One client who approached Essilen Research was a technical lead of a software group. He described his problem to us: over the past 5 years the company had been moving at breakneck speed adding new features. His complaint was that the software had accrued technical debt, but his executive leadership team was unsympathetic and kept insisting on more new work. Leadership pitched it as “necessary for the business to survive”. The business team also complained that the software team’s efficiency was slowing down and lacked the agility it seemed to have in past years. They felt the software team was losing its sense of urgency, but our client knew better. He saw the issue as an aging software architecture that was causing more and more problems. He had tried to convince his management of the need to re-architect much of the software, but his presentations came off as defensive and ineffective.
The first thing we did with this client is look at the presentations he made to his leadership team. We immediately saw a common problem. They were full of software architecture diagrams, bug counts, diagrams showing number of features and lines of code, but nothing on economic efficiency, namely time and money spent on servicing the legacy software. To a technical audience his slides made sense, but to a CEO or CFO they didn’t.
The second thing we did was to spend time with the client setting up a meaningful operational dashboard. For example, the team had a bug database, but the bugs didn’t have attributable root causes. They couldn’t say, for example, whether a bug was attributable to new development or whether it was attributable to debt. Once we fixed this, real usable data started coming in. The client also was an Agile practitioner, so we were able to collect data from their backlog to get an indication of how much time was being spent maintaining the legacy code base. All of this accrued to a financial statement of how many dollars were being spent on new features versus debt maintenance. This data, in plain dollars and cents, was the key to unlocking the next phase.

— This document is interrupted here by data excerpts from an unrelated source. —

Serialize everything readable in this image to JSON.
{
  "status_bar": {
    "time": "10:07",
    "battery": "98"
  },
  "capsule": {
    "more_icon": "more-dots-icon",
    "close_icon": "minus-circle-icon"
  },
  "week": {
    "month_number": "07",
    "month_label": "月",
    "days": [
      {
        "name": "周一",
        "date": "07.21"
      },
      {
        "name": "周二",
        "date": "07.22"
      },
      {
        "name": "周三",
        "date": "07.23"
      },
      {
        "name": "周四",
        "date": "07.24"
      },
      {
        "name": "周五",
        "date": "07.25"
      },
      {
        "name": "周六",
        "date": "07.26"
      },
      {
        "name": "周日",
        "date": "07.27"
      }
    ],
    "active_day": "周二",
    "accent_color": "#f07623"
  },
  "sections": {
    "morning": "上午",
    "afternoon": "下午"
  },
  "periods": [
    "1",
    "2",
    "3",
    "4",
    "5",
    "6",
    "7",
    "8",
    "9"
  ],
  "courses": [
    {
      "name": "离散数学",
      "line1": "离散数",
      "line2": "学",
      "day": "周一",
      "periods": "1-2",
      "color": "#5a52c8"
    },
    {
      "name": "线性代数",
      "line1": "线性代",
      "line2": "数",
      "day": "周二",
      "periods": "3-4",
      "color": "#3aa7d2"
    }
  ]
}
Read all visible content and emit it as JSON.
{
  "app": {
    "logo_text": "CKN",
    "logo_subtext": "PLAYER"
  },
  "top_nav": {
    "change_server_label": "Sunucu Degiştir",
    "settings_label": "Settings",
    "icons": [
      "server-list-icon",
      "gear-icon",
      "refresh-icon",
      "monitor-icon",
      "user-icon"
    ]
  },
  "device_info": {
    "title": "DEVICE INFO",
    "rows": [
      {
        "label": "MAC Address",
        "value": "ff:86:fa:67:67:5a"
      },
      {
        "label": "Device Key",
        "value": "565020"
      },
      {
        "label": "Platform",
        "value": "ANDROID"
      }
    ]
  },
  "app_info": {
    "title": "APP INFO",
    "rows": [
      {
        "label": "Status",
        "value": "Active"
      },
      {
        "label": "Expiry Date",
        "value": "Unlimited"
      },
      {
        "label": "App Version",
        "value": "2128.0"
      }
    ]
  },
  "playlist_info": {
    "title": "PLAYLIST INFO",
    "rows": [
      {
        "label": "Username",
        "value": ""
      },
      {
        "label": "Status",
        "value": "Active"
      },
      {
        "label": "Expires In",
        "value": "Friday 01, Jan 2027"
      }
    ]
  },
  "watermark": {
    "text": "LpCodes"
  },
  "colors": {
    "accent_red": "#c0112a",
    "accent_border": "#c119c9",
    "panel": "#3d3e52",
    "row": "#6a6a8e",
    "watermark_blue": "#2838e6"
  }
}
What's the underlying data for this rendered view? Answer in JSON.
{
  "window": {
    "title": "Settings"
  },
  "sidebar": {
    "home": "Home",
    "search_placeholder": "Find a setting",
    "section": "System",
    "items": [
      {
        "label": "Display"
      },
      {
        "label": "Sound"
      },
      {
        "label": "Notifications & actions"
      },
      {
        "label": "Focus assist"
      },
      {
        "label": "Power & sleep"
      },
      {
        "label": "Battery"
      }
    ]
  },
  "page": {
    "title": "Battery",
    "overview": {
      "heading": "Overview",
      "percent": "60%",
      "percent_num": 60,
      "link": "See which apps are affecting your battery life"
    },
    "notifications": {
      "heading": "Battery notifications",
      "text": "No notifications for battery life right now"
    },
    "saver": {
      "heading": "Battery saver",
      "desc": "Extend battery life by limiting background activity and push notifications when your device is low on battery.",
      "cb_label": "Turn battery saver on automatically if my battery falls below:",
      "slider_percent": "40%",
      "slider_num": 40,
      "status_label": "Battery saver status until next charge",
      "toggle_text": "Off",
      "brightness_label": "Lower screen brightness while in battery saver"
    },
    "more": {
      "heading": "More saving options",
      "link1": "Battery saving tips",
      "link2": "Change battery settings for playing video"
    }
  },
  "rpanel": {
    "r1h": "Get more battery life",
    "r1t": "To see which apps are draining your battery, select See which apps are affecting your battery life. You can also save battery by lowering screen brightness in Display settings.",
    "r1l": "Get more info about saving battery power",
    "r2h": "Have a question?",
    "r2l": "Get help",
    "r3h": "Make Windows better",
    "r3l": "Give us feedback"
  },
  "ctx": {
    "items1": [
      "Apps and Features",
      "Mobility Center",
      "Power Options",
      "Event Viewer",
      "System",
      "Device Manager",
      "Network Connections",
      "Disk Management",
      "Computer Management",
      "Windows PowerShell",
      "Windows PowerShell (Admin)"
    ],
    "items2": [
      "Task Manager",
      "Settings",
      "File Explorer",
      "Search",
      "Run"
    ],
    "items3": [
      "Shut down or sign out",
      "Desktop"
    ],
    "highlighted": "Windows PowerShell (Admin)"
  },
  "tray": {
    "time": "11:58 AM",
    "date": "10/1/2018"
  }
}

Armed with actual dollar numbers, the technical team was finally able to effectively argue its case. The decision reduced to a straightforward financial discussion. There was a series of productive meetings where the leadership team discussed an acceptable level of debt spend versus feature spend. They eventually arrived at a rough guidance that they should spend 15-20% of their R&D budget on paying down the debt. This guidance then allowed the tech team to prioritize.
Perhaps the best part of this story, however, is that the business and technical teams at this company now speak the same language. The technical staff learned to speak of their work in economic terms, and the finance and business teams understood that software is an asset that must be maintained.